Two solar photovoltaic parks, that are the largest installed under the Government Feed-in-Tariff scheme, went online in Cornwall last week making the County the solar capital of Great Britain.

The 1.4MW development at Wheal Jane near Truro and the 1.15MW park at Hendra Holiday Park are the largest arrays currently online in the UK and there are plans for work to start at the massive £14 million Kernow Solar Park later this year.

Britain’s fastest growing solar specialists EOS Energy worked round the clock to install 5,000 solar panels before midnight on Friday at the Hendra Holiday Park (near Newquay) so that they can be connected to the grid before the Feed-in-Tariff (FiT) cut-off date.

Western Power have decreed that the photovoltaic panels had to be in place last week if they are to be connected to the grid before the Government cut-off date for existing Feed-in-Tariffs.

SolarCentury are the developers of the 5680 panel, 1.4MW Park on the site of the disused tin mine at Wheal Jane near Truro.

Under the FiT scheme, individuals or developers who generate power from solar – or other renewable sources – receive payments from their energy supplier based on how much energy they generate to off-set installation.

Climate Change Minister Greg Barker announced a radical overhaul of the FiT earlier this year and the rates for larger installations are to be significantly cut under legislation currently being considered in the Commons. The cut off deadline for existing rates is midnight on 31st July.

The existing FiT for 100kW to 5MW solar arrays is 29.3 pence per kilowatt hour supplied to the grid. As of 31st July, the FiT for 250kW to 5MW projects will be cut to 8.5 pence.

Despite the cut in FiT payments some companies are planning to push ahead with large solar developments even though they will miss out on the deadline. Cornwall County Council has currently granted planning permission for 27 prospective solar parks.

Developers are hoping that the government will have a change of heart and announce a new subsidy scheme (called Renewable Obligation Certificates (ROC)) later this year.

“We welcome that the Feed-in-Tariff scheme has been skewed in favour of domestic rather than commercial developments. Domestic arrays introduce renewable energy to more households and more individuals but we cannot support a capped system,” said Lee Summers, director of EOS Energy.

Conor McGuigan, of Lightsource Renewable Energy (LRE) who worked on the Wheal Jane development said: “While it’s been disappointing the Government has decided not to support the large scale solar sector going forward, the solar farms developed this summer will play a critical role in the supply of green energy in the UK, we look forward to helping owners develop solar projects from this point.”

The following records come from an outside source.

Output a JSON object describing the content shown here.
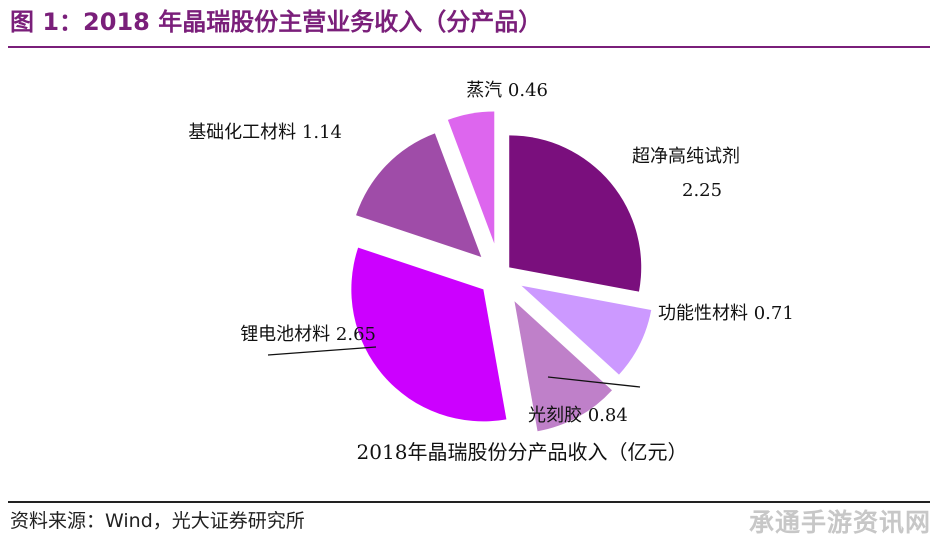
{
  "figure": {
    "title": "图 1：2018 年晶瑞股份主营业务收入（分产品）",
    "source": "资料来源：Wind，光大证券研究所"
  },
  "watermark": "承通手游资讯网",
  "chart_data": {
    "type": "pie",
    "xlabel": "2018年晶瑞股份分产品收入（亿元）",
    "slices": [
      {
        "label": "超净高纯试剂",
        "value": 2.25,
        "value_text": "2.25",
        "color": "#7a0f7d"
      },
      {
        "label": "功能性材料",
        "value": 0.71,
        "value_text": "0.71",
        "color": "#cc99ff"
      },
      {
        "label": "光刻胶",
        "value": 0.84,
        "value_text": "0.84",
        "color": "#bf80c9"
      },
      {
        "label": "锂电池材料",
        "value": 2.65,
        "value_text": "2.65",
        "color": "#cc00ff"
      },
      {
        "label": "基础化工材料",
        "value": 1.14,
        "value_text": "1.14",
        "color": "#9f4ca8"
      },
      {
        "label": "蒸汽",
        "value": 0.46,
        "value_text": "0.46",
        "color": "#dd66ee"
      }
    ]
  }
}
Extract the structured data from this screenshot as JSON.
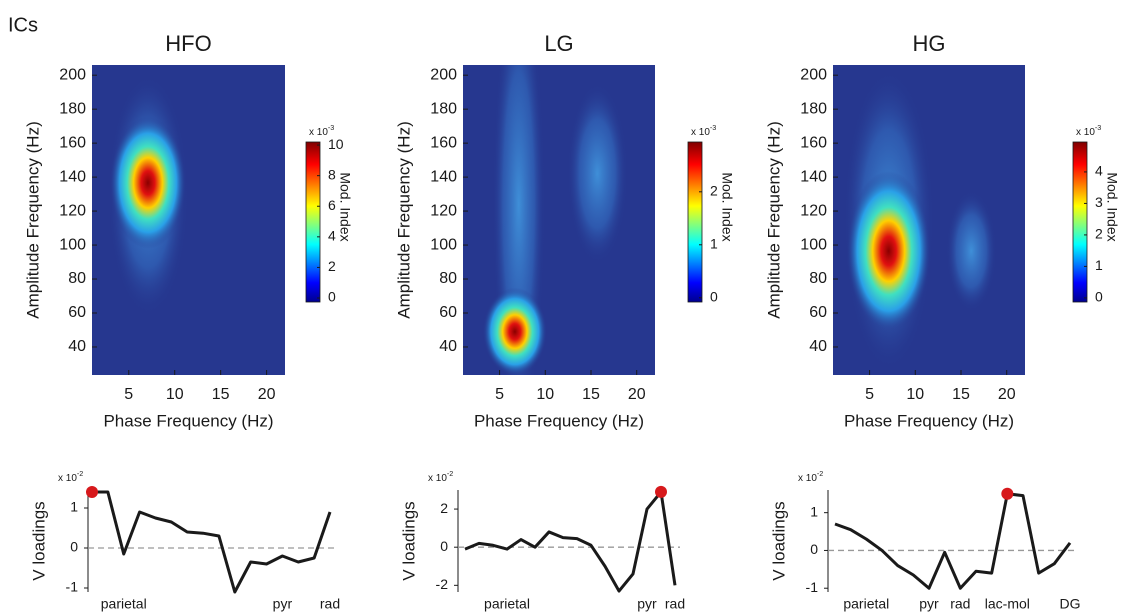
{
  "label": "ICs",
  "chart_data": [
    {
      "type": "heatmap",
      "title": "HFO",
      "xlabel": "Phase Frequency (Hz)",
      "ylabel": "Amplitude Frequency (Hz)",
      "xlim": [
        1,
        22
      ],
      "ylim": [
        23.5,
        206
      ],
      "xticks": [
        5,
        10,
        15,
        20
      ],
      "yticks": [
        40,
        60,
        80,
        100,
        120,
        140,
        160,
        180,
        200
      ],
      "colorbar": {
        "label": "Mod. Index",
        "base": "x 10",
        "exponent": "-3",
        "lim": [
          -0.26,
          10.2
        ],
        "ticks": [
          0,
          2,
          4,
          6,
          8,
          10
        ]
      }
    },
    {
      "type": "heatmap",
      "title": "LG",
      "xlabel": "Phase Frequency (Hz)",
      "ylabel": "Amplitude Frequency (Hz)",
      "xlim": [
        1,
        22
      ],
      "ylim": [
        23.5,
        206
      ],
      "xticks": [
        5,
        10,
        15,
        20
      ],
      "yticks": [
        40,
        60,
        80,
        100,
        120,
        140,
        160,
        180,
        200
      ],
      "colorbar": {
        "label": "Mod. Index",
        "base": "x 10",
        "exponent": "-3",
        "lim": [
          -0.08,
          2.94
        ],
        "ticks": [
          0,
          1,
          2
        ]
      }
    },
    {
      "type": "heatmap",
      "title": "HG",
      "xlabel": "Phase Frequency (Hz)",
      "ylabel": "Amplitude Frequency (Hz)",
      "xlim": [
        1,
        22
      ],
      "ylim": [
        23.5,
        206
      ],
      "xticks": [
        5,
        10,
        15,
        20
      ],
      "yticks": [
        40,
        60,
        80,
        100,
        120,
        140,
        160,
        180,
        200
      ],
      "colorbar": {
        "label": "Mod. Index",
        "base": "x 10",
        "exponent": "-3",
        "lim": [
          -0.13,
          4.95
        ],
        "ticks": [
          0,
          1,
          2,
          3,
          4
        ]
      }
    },
    {
      "type": "line",
      "ylabel": "V loadings",
      "base": "x 10",
      "exponent": "-2",
      "color": "#1a1a1a",
      "categories": [
        null,
        null,
        "parietal",
        null,
        null,
        null,
        null,
        null,
        null,
        null,
        null,
        null,
        "pyr",
        null,
        null,
        "rad"
      ],
      "values": [
        1.4,
        1.4,
        -0.15,
        0.9,
        0.75,
        0.65,
        0.4,
        0.37,
        0.3,
        -1.1,
        -0.35,
        -0.4,
        -0.2,
        -0.35,
        -0.25,
        0.9
      ],
      "highlight": 0,
      "highlight_color": "#d7191c",
      "zero_line_color": "#999999",
      "ylim": [
        -1.1,
        1.45
      ],
      "yticks": [
        -1,
        0,
        1
      ]
    },
    {
      "type": "line",
      "ylabel": "V loadings",
      "base": "x 10",
      "exponent": "-2",
      "color": "#1a1a1a",
      "categories": [
        null,
        null,
        null,
        "parietal",
        null,
        null,
        null,
        null,
        null,
        null,
        null,
        null,
        null,
        "pyr",
        null,
        "rad"
      ],
      "values": [
        -0.1,
        0.2,
        0.1,
        -0.1,
        0.4,
        0.0,
        0.8,
        0.5,
        0.45,
        0.1,
        -1.0,
        -2.3,
        -1.4,
        2.0,
        2.9,
        -2.0
      ],
      "highlight": 14,
      "highlight_color": "#d7191c",
      "zero_line_color": "#999999",
      "ylim": [
        -2.35,
        3.0
      ],
      "yticks": [
        -2,
        0,
        2
      ]
    },
    {
      "type": "line",
      "ylabel": "V loadings",
      "base": "x 10",
      "exponent": "-2",
      "color": "#1a1a1a",
      "categories": [
        null,
        null,
        "parietal",
        null,
        null,
        null,
        "pyr",
        null,
        "rad",
        null,
        null,
        "lac-mol",
        null,
        null,
        null,
        "DG"
      ],
      "values": [
        0.7,
        0.55,
        0.3,
        0.0,
        -0.4,
        -0.65,
        -1.0,
        -0.05,
        -1.0,
        -0.55,
        -0.6,
        1.5,
        1.45,
        -0.6,
        -0.35,
        0.2
      ],
      "highlight": 11,
      "highlight_color": "#d7191c",
      "zero_line_color": "#999999",
      "ylim": [
        -1.1,
        1.6
      ],
      "yticks": [
        -1,
        0,
        1
      ]
    }
  ]
}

Mr Summers added: “If Britain is to become an exemplar for solar in Europe then a few years of uncapped growth in the solar industry is what is required.

“Germany did not develop the largest solar industry in the world by imposing caps on the industry immediately. Even now they have a large growth corridor annually, before deciding at which level to impose the cap,” he said.

“A period of uncapped solar development would provide Britain with a reliable source of politically secure, safe, renewable energy for the next thirty years. Britain has very similar climatic conditions to Germany,” said Mr Summers.